Am Freitag gings los mit der Capsule, wo ich mir die neue Kollektion vonTWOTHIRDS angeschaut habe. Nochmal etwas weniger klassischer Skate-/Surfstyle und dafür mehr fashionlastig. Einfach verdammt gut. Interessant fand ich, dass TWOTHIRDS die Nachhaltigkeit ihrer Produkte bewusst noch weniger offensichtlich kommunizieren, weil es ihrer Erfahrung nach immer noch viele eher abschreckt. Capsule ist neben der Seek die Messe für vorwiegend kleinere, erwachsene urbane Brands und die mit dem hipsterigsten Publikum. Da zählt vor allem Design und Produktqualität. Klar auf Skate- und Longboarding ausgelegt ist die Streetwear-Messe Bright. Hier präsentierte bleed seine neuen Kollektion, die durch mehr printfreie, über den Schnitt funktionierende Teile ein gutes Stück erwachsener geworden ist. Hat mir sehr gut gefallen. In Kooperation mit den Standnachbarn von Bastl-Boards wurden zudem ein paar schicke bleed-Longboards präsentiert, handmade in Leipzig aus heimischem Holz.

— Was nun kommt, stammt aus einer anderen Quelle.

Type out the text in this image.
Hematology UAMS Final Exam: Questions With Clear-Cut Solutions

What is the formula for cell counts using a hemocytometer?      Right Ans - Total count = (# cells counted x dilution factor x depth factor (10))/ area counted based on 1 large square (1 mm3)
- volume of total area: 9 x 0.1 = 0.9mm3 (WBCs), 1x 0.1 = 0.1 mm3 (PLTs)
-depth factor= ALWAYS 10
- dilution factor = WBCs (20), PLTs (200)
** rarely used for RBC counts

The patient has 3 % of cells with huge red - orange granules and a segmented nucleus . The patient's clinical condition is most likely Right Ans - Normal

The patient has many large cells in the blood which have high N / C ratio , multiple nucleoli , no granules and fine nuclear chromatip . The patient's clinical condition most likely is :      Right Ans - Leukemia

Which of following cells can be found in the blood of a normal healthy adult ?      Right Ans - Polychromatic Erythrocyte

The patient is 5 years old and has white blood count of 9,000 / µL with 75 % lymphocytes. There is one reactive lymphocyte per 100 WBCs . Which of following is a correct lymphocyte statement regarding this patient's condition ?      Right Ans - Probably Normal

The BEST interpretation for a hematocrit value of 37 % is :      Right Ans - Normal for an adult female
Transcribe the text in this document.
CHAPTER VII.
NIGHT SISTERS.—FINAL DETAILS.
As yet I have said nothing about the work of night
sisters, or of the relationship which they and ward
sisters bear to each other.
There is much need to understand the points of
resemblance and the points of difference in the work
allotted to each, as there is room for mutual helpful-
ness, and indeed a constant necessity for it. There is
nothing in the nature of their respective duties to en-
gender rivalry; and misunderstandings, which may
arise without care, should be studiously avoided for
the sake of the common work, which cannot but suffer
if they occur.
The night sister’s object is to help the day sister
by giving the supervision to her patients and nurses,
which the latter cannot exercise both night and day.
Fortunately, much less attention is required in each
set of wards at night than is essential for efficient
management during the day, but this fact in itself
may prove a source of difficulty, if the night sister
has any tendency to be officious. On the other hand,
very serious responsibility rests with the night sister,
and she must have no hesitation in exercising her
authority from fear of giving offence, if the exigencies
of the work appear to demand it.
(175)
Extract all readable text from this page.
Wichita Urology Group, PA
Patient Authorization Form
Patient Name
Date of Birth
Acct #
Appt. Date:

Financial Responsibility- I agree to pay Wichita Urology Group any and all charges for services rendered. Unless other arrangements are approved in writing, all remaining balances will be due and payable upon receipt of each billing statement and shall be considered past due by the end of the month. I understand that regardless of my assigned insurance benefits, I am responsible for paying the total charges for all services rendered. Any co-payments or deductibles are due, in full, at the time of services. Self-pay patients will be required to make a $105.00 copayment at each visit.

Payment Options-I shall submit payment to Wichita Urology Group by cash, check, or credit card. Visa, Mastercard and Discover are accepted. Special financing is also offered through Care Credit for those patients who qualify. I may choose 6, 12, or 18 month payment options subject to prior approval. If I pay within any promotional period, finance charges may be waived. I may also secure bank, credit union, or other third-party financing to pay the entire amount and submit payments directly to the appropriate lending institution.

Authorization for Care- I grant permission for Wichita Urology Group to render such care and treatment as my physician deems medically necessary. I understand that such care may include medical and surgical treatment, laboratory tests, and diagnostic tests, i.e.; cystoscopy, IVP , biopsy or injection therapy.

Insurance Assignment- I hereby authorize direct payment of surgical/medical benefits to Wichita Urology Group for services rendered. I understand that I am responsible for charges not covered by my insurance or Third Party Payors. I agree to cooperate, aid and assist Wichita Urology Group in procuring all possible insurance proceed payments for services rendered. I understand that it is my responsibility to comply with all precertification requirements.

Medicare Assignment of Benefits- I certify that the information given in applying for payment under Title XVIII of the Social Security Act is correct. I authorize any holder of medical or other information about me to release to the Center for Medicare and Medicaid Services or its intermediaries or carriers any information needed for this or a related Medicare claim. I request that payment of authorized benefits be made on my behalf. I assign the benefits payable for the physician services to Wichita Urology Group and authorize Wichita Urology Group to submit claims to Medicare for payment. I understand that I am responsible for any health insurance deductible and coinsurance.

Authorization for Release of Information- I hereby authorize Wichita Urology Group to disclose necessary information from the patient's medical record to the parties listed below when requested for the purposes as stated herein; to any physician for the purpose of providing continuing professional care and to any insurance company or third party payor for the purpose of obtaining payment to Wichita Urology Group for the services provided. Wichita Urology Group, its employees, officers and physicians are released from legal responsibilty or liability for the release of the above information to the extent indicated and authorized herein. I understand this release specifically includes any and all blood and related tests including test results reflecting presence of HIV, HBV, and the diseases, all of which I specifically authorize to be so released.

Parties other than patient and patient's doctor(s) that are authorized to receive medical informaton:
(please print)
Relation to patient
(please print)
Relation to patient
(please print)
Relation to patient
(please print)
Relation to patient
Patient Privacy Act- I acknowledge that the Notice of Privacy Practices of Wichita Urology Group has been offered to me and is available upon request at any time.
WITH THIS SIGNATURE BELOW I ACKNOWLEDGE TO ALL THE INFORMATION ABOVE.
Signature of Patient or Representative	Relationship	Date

Maria Busch über  den Lavera Showfloor

Höhepunkt war am Donnerstagabend die Hamburger Designerin Julia Starp, die auf dem Lavera Showfloor für ihre ökologische Sommerkollektion „SHE“ die ausdrucksstarke Malerei des Berliner Künstlers Kiddy Citny in unterschiedlichen Facetten einsetzte. Kleider, Röcke, Blusen, Hotpants, Blazer, Bademode und Regenmäntel in auffallenden Blautönen, zartem Gelb sowie klassischem Schwarz, Anthrazit und Weiß machen Lust auf Sommer, Sonne, Strand und Meer.Die LANA Natural Wear Fashion Show präsentierte unter dem Thema „From Idols and Ideas“ ökologische Mode inspiriert von Südfrankreich der 50er und 60er und zeigt frische, sommerliche Farben wie Weiß und Orange und vermittelt eine Kombination aus Natürlichkeit und Eleganz. Passend zu dieser Kollektion ließ die Designerin die Models mit romantischen Flechtfrisuren über den Laufsteg laufen.

 

Anmerkung der Redaktion: Etwaige Rechtschreibfehler bitten wir zu entschuldigen und sind nur den Zitierten anzulasten.